When investing in a solution for ransomware measures, we recommend that you choose a solution with an unwritten function.Legacy environment does not have the latest functions required to protect ransomware.Also, in the unlikely event of an attack, you need to make sure that it is a solution that can be cleaned and quick data recovery.It is also important to visualize data and systems and check if there is any problem before the restoration.The following are only a few of the functions that should be included in the solution.

・イミュータブル(変更不可の)バックアップ:このファイルシステムは、パフォーマンスへほとんど、またはまったく影響を与えることなく、頻繁で無制限のイミュータブルなスナップショットをサポートします。ランサムウェアは、イミュータブルなバックアップスナップショットにアクセスしたり変更したりすることはできません。

・厳格なアクセス制御:ランサムウェアのハッカーの多くは、脆弱なアクセスポリシーを利用して、攻撃を仕掛けます。RBACとMFAを組み合わせることで、許可したユーザーのみを関連データにアクセスできるようにすることができます。

・機械学習による検出を支援:機械学習を利用した早い段階での検知により、状況をすばやく把握し、侵害を受けた箇所にアクセスし、問題への対応を迅速に開始することができます。

・瞬時の大容量ストア:ランサムウェアが1台のマシンとか数台の仮想マシンだけを攻撃することはほとんどありません。バックアップソリューションは、堅牢で最新のものでなければならず、何百もの仮想マシンや大規模なデータベースを任意の時点へ瞬時にリカバリできる必要があります。

What are the benefits of introducing ransomware solutions?

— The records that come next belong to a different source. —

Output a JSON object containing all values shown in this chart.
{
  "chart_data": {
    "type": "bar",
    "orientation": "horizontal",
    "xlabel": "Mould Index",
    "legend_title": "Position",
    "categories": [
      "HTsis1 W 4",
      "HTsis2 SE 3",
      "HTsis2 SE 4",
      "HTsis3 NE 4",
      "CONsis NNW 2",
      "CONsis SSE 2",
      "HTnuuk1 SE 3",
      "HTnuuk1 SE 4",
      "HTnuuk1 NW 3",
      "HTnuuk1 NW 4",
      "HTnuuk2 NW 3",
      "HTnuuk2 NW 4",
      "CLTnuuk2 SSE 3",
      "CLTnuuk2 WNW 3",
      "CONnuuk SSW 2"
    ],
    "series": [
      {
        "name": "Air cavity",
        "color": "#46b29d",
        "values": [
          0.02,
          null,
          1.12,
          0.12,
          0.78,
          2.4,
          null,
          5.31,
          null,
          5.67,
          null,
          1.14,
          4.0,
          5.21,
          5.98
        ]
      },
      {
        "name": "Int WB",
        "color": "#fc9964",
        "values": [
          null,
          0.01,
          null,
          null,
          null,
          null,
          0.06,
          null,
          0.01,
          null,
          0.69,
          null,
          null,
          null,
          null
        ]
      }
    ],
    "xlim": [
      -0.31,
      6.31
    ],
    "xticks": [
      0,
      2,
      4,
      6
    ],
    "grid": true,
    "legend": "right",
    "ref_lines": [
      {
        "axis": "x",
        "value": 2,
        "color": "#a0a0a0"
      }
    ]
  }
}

The latest backup solutions with ransomware countermeasures are ensured so that the organization is tied to ransom and pays for payment. This solution is the last defense line against the attack. The appropriate backup solution gives the organization a sense of security. Cyber ​​criminals who try to make money using misfortune are constantly developing creative tactics to invade IT systems. Even if you are infringed by a major defense system, if you have a backup solution with a ransomware countermeasure function, you can identify the attack and reduce the damage. Even if you are infected with ransomware, the latest backup solutions have a quick recovery function, reducing risk and preventing prolonged problems.

Introducing ransomware measures is a valuable investment to prevent large amounts of data loss, protect corporate reputation, and avoid financial suffering remaining as sequelae of attacks.This solution protects backup data and systems, enables early detection, and enables quick recovery by performing instant mass restoration.As a result, companies can almost zero data loss and gain confidence to refuse to pay ransomware.

Author: Junichi Iwagami

Cohesity Japan President and CEO

He has served as a representative executive officer of the net -up, a vice president in charge of SAP Japan, and a business manager of the Japan IBM product section, and has more than 30 years of experience in the technology industry.He has built a close relationship with various customer companies and partners who use technology to solve business issues and improve their performance.Utilizing the experience of a wide range of IT infrastructure and marketing that we have cultivated so far, we support data protection, safety, and regulation compliance so that domestic companies can bring out more value from data.。